Tracey is glad to have McCoy, because he thinks the immunity factor on the planet can be isolated and used to cure them, then be marketed to the Federation as a fountain of youth. Kirk objects, pointing out how Tracey is violating the Prime Directive by helping the Kohms defend themselves against the Yangs. After the obligatory fist fight, Tracey kills Galloway and throws Kirk and Spock into prison with the two spared Yangs from earlier. McCoy is assigned to work on a serum.

McCoy discovers there is no fountain of youth – the natives simply have naturally long lives. He also learns that the Kohms and Yangs were great civilisations, but fought a bacteriological war that reduced them to primitive states. When Kirk mentions the word “freedom” while discussing escape with Spock, the Yang male stops attacking him and starts talking, saying that “freedom” is a Yang worship word. Kirk deduces that this is a parallel of Earth, with Yankees (Yangs) and Communists (Kohms). This inverts things, with the peaceful Kohm villagers now revealed to be oppressive, while the primitive Yangs are in fact noble savages. Kirk helps the Yangs escape, but they knock him out.

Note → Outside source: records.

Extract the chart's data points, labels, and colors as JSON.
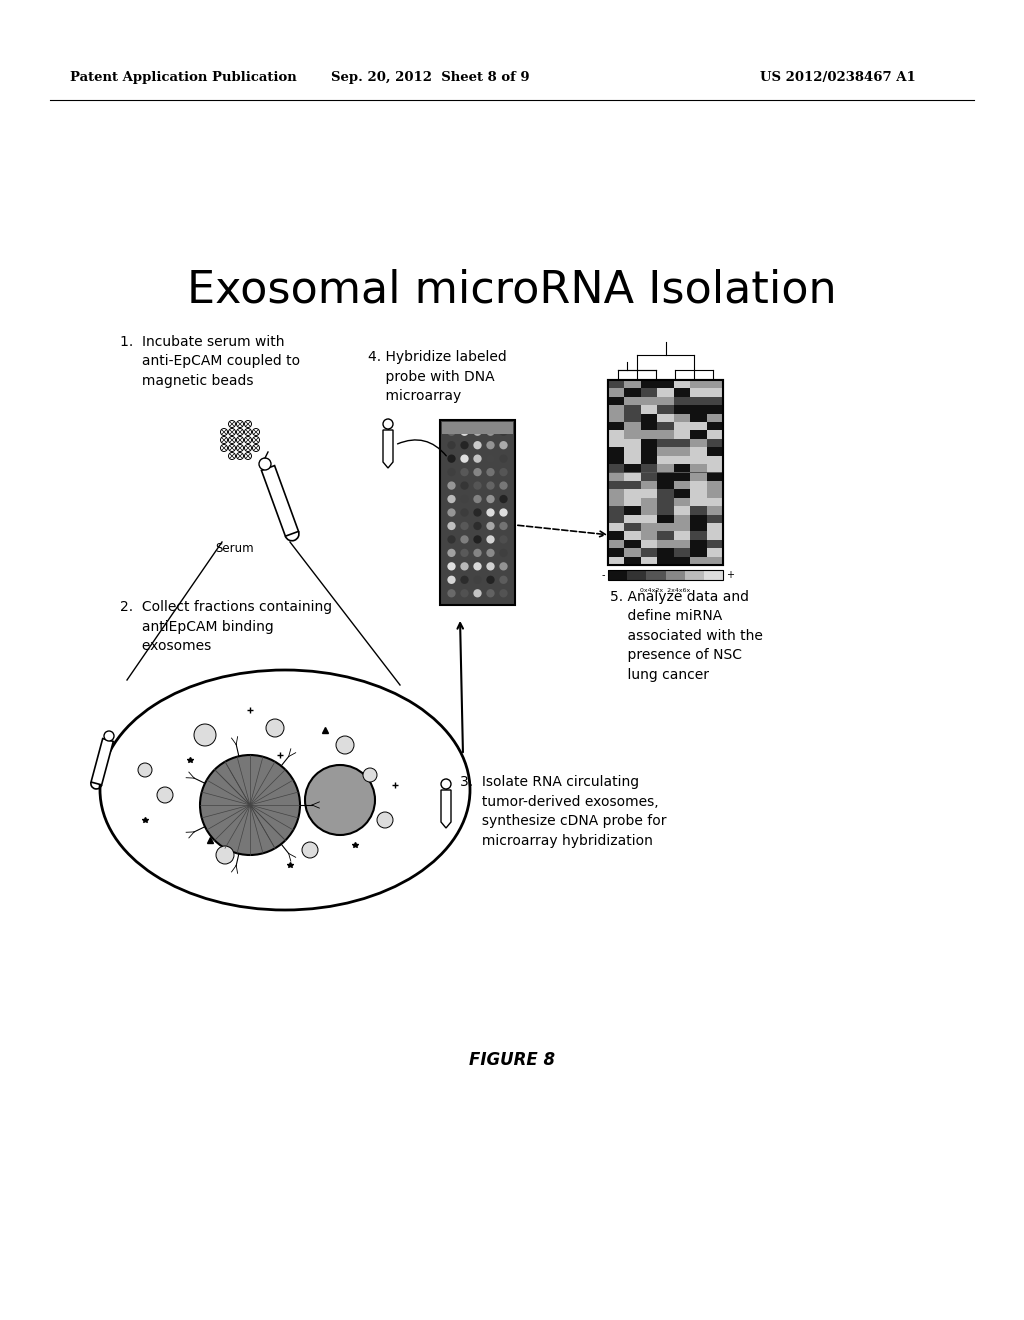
{
  "title": "Exosomal microRNA Isolation",
  "header_left": "Patent Application Publication",
  "header_mid": "Sep. 20, 2012  Sheet 8 of 9",
  "header_right": "US 2012/0238467 A1",
  "footer": "FIGURE 8",
  "step1_text": "1.  Incubate serum with\n     anti-EpCAM coupled to\n     magnetic beads",
  "step2_text": "2.  Collect fractions containing\n     antiEpCAM binding\n     exosomes",
  "step3_text": "3.  Isolate RNA circulating\n     tumor-derived exosomes,\n     synthesize cDNA probe for\n     microarray hybridization",
  "step4_text": "4. Hybridize labeled\n    probe with DNA\n    microarray",
  "step5_text": "5. Analyze data and\n    define miRNA\n    associated with the\n    presence of NSC\n    lung cancer",
  "serum_label": "Serum",
  "bg_color": "#ffffff",
  "text_color": "#000000"
}
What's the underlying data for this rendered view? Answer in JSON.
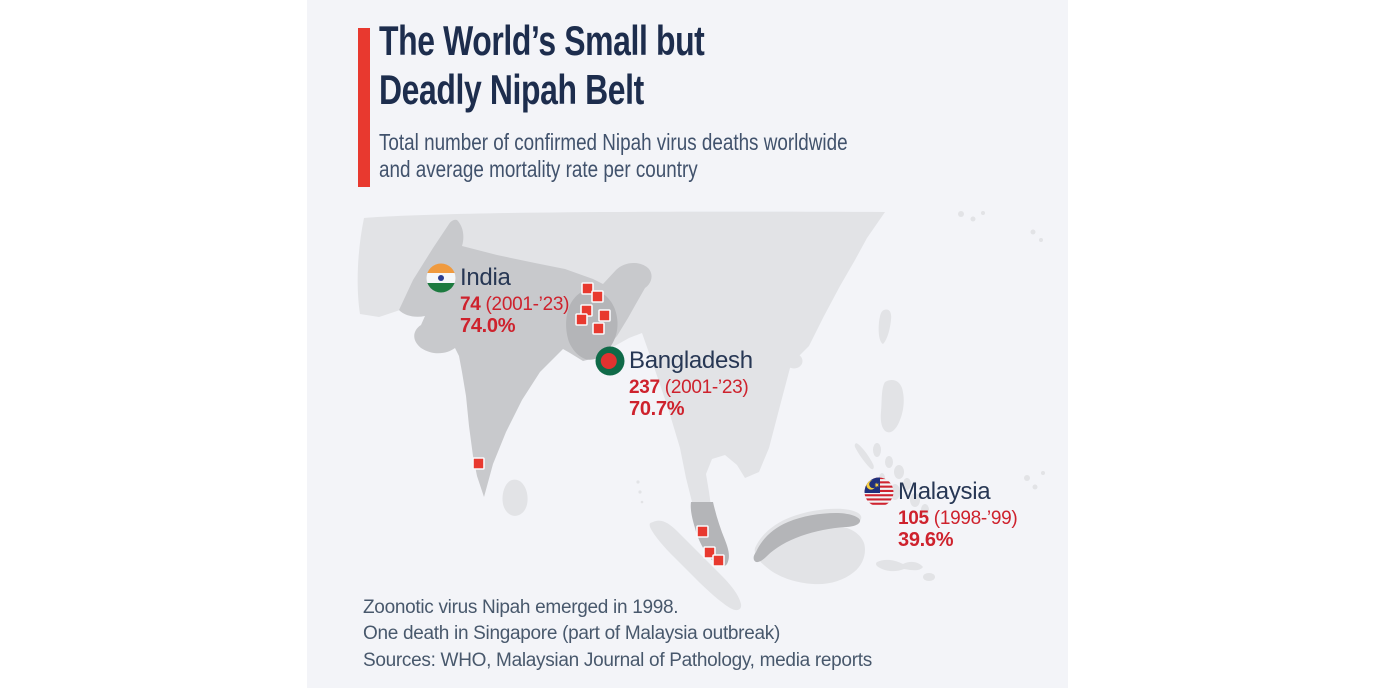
{
  "header": {
    "title_line1": "The World’s Small but",
    "title_line2": "Deadly Nipah Belt",
    "subtitle_line1": "Total number of confirmed Nipah virus deaths worldwide",
    "subtitle_line2": "and average mortality rate per country"
  },
  "countries": [
    {
      "id": "india",
      "name": "India",
      "deaths": "74",
      "period": "(2001-’23)",
      "mortality_rate": "74.0%"
    },
    {
      "id": "bangladesh",
      "name": "Bangladesh",
      "deaths": "237",
      "period": "(2001-’23)",
      "mortality_rate": "70.7%"
    },
    {
      "id": "malaysia",
      "name": "Malaysia",
      "deaths": "105",
      "period": "(1998-’99)",
      "mortality_rate": "39.6%"
    }
  ],
  "footnotes": {
    "line1": "Zoonotic virus Nipah emerged in 1998.",
    "line2": "One death in Singapore (part of Malaysia outbreak)",
    "line3": "Sources: WHO, Malaysian Journal of Pathology, media reports"
  },
  "icons": {
    "india_flag": "india-flag-icon",
    "bangladesh_flag": "bangladesh-flag-icon",
    "malaysia_flag": "malaysia-flag-icon"
  },
  "colors": {
    "accent_red": "#e8392f",
    "text_red": "#ce222d",
    "title_navy": "#1d2d4d",
    "name_navy": "#273754",
    "subtitle_slate": "#41526c",
    "footnote_slate": "#48586c",
    "panel_bg": "#f3f4f8",
    "land_light": "#e2e3e6",
    "land_india": "#c8c9cc",
    "land_dark": "#b4b5b8",
    "marker_stroke": "#f8f9fb"
  },
  "chart_data": {
    "type": "map",
    "title": "The World’s Small but Deadly Nipah Belt",
    "subtitle": "Total number of confirmed Nipah virus deaths worldwide and average mortality rate per country",
    "series": [
      {
        "country": "India",
        "deaths": 74,
        "period": "2001-’23",
        "avg_mortality_rate_pct": 74.0
      },
      {
        "country": "Bangladesh",
        "deaths": 237,
        "period": "2001-’23",
        "avg_mortality_rate_pct": 70.7
      },
      {
        "country": "Malaysia",
        "deaths": 105,
        "period": "1998-’99",
        "avg_mortality_rate_pct": 39.6
      }
    ],
    "marker_size": 11,
    "outbreak_markers": {
      "bangladesh_india_cluster": [
        [
          275,
          73
        ],
        [
          285,
          81
        ],
        [
          274,
          95
        ],
        [
          292,
          100
        ],
        [
          269,
          104
        ],
        [
          286,
          113
        ]
      ],
      "south_india": [
        [
          166,
          248
        ]
      ],
      "malaysia_peninsula": [
        [
          390,
          316
        ],
        [
          397,
          337
        ],
        [
          406,
          345
        ]
      ]
    }
  }
}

Kirk and Spock escape later. In a showdown fight with Tracey, Kirk indulges in a couple of needless acrobatic dives over a wall and behind a large jar. Tracey corners him, but when firing the fatal shot discovers his phaser is out of power. Cue more fighting, while in the background the massed Yang forces conquer the Kohm village. The Yangs capture all the Starfleet personnel. The Yangs are now revealed to be the rightful owners of this territory, and bring in a battle standard that bears an uncanny resemblance to the Stars & Stripes, complete with “Star Spangled Banner” musical motif. The Yang leader begins reciting some holy words, which Kirk recognises as a garbled version of the Pledge of Allegiance, and finishes off in a rousing speech.

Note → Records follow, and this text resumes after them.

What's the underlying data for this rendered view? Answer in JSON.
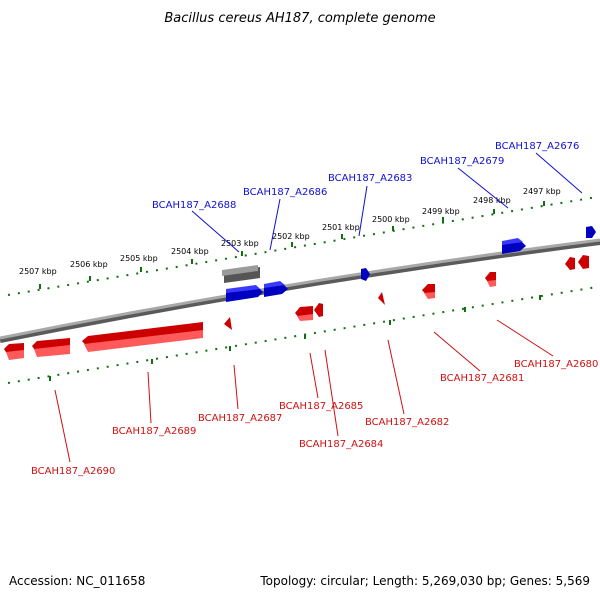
{
  "header": {
    "title": "Bacillus cereus AH187, complete genome"
  },
  "footer": {
    "accession": "Accession: NC_011658",
    "summary": "Topology: circular; Length: 5,269,030 bp; Genes: 5,569"
  },
  "scale_labels": [
    "2507 kbp",
    "2506 kbp",
    "2505 kbp",
    "2504 kbp",
    "2503 kbp",
    "2502 kbp",
    "2501 kbp",
    "2500 kbp",
    "2499 kbp",
    "2498 kbp",
    "2497 kbp"
  ],
  "genes_top": [
    "BCAH187_A2688",
    "BCAH187_A2686",
    "BCAH187_A2683",
    "BCAH187_A2679",
    "BCAH187_A2676"
  ],
  "genes_bottom": [
    "BCAH187_A2690",
    "BCAH187_A2689",
    "BCAH187_A2687",
    "BCAH187_A2685",
    "BCAH187_A2684",
    "BCAH187_A2682",
    "BCAH187_A2681",
    "BCAH187_A2680"
  ],
  "colors": {
    "forward_gene": "#1010d0",
    "reverse_gene": "#d01010",
    "other_feature": "#707070",
    "backbone": "#808080",
    "ticks": "#107010"
  }
}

Tracey counters that Kirk is a devil. The Yangs decide to settle the matter by forcing Kirk and Tracey to fight to the death. Kirk wins, of course, but shows mercy, of course. The Yangs are impressed and declare Kirk a god. Kirk looks at their holy documents – a copy of the US Constitution, and declares that the words and concepts therein should apply to everyone, not just Yangs. The Yangs don’t understand, but say they will heed Kirk’s wise words. In the denouement, Spock raises the extremely pertinent question of whether Kirk himself has violated the Prime Directive. Kirk brushes it off, saying he was doing the right thing.

Wow, what a lousy episode. The set up is intriguing, but it devolves into a reality-suspender-busting mish-mash of ridiculously parallel history, racism, and jingoism. Spock even lampshades the uncanny nature of the parallel history with Earth, stating, “the parallel is almost too close.” But even this trick doesn’t work to make the story believable. And the last few minutes, with Kirk spouting patriotic Americanisms to a bunch of space savages is truly painful. It’s just horrible.

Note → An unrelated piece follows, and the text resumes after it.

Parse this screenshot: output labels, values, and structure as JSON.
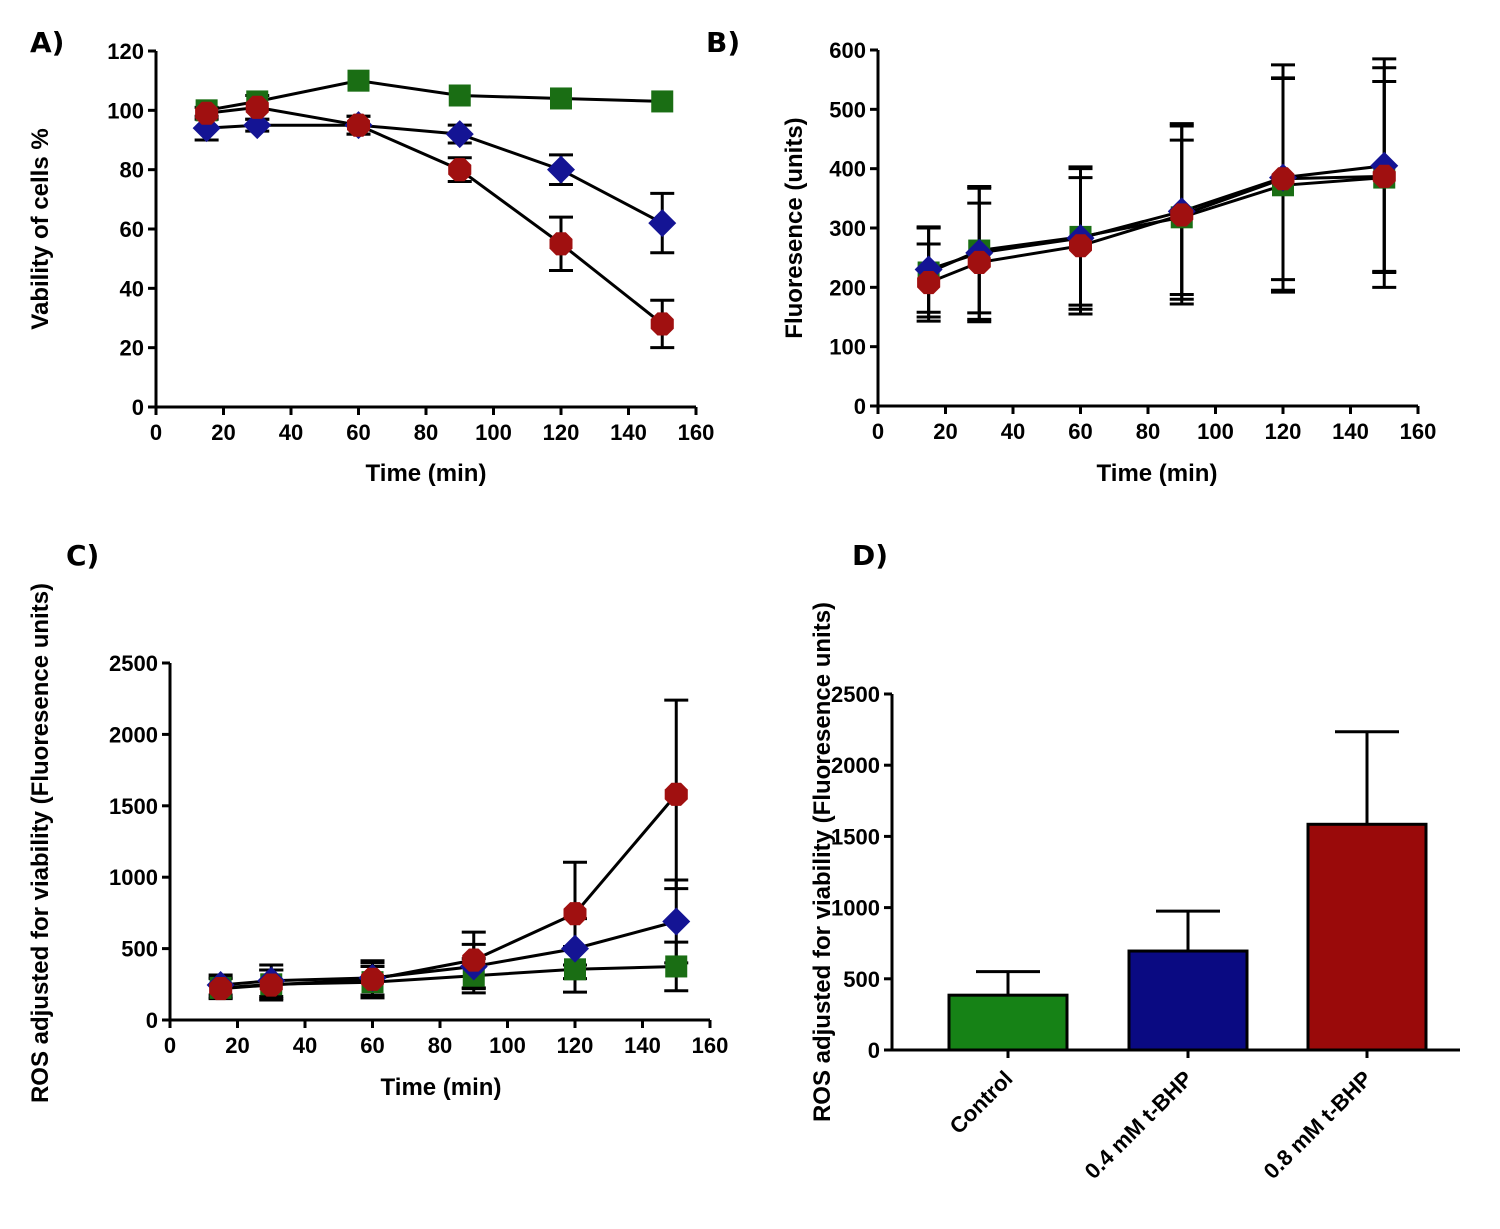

Tropes: Red Shirt, Skeleton Crew, Empty Piles Of Clothing, Fur Bikini, Fountain of Youth, Alien Non-Interference Clause, Training The Peaceful Villagers, All For Nothing, Bat Deduction, Space Romans, Red Scare, Noble Savage, That Sounds Familiar, Involuntary Battle To The Death, God Guise, Screw The Rules, I’m Doing What’s Right, Lampshade Hanging.
Body count: Over 400 crew of the USS Exeter (turned into crystals off-screen, pre-credits), Lieutenant Galloway (phasered by Captain Tracey).

One Response to “Star Trek 2.23: The Omega Glory”

  1. The Ridger says:

    Not that it affects the substance of your review of this accurately labeled “lousy episode”, but it was the preamble to the Constitution, not the Pledge of Allegiance.